TSH from the pituitary stimulates the synthesis and release of thyroid hormone from the thyroid gland, which then exerts feedback inhibition directly on the pituitary thyrotropic cell by competing with thyrotropin-releasing hormone from the hypothalamus. After release into the circulation, thyroid hormone is bound to thyroid-binding proteins, mostly T4-binding globulin (70% to 80%), albumin, and transthyretin, to keep the hormone soluble in plasma and assist with distribution to the cells. A minute amount circulates freely in the plasma. It is this part that diffuses into the cell and is carried to the nucleus by binding proteins. Here it stimulates DNA transcription, resulting in the formation of messenger RNA and the production of various proteins. T4 binds with 10 times higher affinity to the thyroid-binding globulin, and T3 binds preferentially to intracellular sites. Therefore, most T4 is found in the circulation, and most T3 is found within the cells. The amount of free hormone can be affected by drugs that displace bound hormone (e.g., aspirin in high doses, phenytoin, carbamazepine) and severe nonthyroidal illness, which reduces the ability to bind thyroid hormone. Binding proteins are elevated by acute hepatitis, elevated estrogen (e.g., pregnancy, birth control pills, postmenopausal estrogen), or methadone and are reduced by anabolic steroids, nephrotic syndrome, or decreased production due to an inherited disorder.

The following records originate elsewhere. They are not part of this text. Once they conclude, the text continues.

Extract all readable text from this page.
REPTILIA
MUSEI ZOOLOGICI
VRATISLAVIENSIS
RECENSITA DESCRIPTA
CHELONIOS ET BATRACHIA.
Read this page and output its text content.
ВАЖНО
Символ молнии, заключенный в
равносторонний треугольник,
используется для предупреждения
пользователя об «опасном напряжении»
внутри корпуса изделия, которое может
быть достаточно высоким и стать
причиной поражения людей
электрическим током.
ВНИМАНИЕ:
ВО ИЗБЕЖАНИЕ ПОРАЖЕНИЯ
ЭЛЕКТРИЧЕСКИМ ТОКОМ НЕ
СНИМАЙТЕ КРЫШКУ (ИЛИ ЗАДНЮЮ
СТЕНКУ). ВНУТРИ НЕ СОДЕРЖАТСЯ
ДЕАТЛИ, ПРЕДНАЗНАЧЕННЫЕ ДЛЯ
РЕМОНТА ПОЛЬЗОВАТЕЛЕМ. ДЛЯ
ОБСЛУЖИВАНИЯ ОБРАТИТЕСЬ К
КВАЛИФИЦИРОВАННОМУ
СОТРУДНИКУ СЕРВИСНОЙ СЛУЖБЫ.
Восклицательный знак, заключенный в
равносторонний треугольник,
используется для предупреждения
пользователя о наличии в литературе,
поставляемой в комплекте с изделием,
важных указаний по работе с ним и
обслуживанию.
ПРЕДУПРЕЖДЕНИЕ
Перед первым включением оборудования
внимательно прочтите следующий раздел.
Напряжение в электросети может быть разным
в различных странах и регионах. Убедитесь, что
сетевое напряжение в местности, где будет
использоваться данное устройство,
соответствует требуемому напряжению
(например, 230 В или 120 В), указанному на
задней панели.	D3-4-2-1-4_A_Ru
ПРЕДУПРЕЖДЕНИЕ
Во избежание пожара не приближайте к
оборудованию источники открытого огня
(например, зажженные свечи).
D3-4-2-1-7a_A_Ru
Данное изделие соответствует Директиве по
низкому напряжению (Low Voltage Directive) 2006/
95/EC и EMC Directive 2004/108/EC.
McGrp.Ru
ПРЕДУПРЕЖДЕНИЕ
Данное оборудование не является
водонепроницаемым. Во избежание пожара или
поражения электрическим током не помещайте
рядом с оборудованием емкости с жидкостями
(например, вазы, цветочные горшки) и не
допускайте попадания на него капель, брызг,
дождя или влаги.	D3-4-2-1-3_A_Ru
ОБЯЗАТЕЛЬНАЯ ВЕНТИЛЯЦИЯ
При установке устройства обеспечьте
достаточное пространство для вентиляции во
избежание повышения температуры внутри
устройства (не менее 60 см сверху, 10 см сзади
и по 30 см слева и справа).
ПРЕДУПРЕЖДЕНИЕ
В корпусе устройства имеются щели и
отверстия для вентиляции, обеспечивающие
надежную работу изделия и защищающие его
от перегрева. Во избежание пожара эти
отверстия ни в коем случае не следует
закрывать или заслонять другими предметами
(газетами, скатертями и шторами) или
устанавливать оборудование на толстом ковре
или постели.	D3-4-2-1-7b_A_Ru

Most T4 is secreted by the thyroid gland. It is functionally a prohormone but may have some metabolic activity itself. Conversion to T3, the more metabolically active form, occurs by monodeiodination in the liver, kidney, and possibly other organs, which accounts for 80% of the circulating T3. During stress or nonthyroid illness, T4 preferentially converts to inactive reverse T3 to conserve the body’s metabolism by removal of an iodide from the inner ring, instead of the outer ring as in T3. The deiodinase system is inhibited by fasting, systemic illness, kidney or liver disease, acute psychiatric illness, severe vomiting of pregnancy, and drugs (e.g., propylthiouracil, glucocorticoids, propranolol, iodine-containing agents), leading to the accumulation of reverse T3 and a fall in T3 levels. Large amounts of T4 are stored in the thyroid gland and bound in the circulation to thyroid-binding globulin, thereby prolonging the time for hormone deficiencies to manifest themselves clinically. Inflammation may cause injury to the gland with leakage of thyroglobulin, causing elevated levels of T4, T3, thyroglobulin, and other iodinated products in the serum.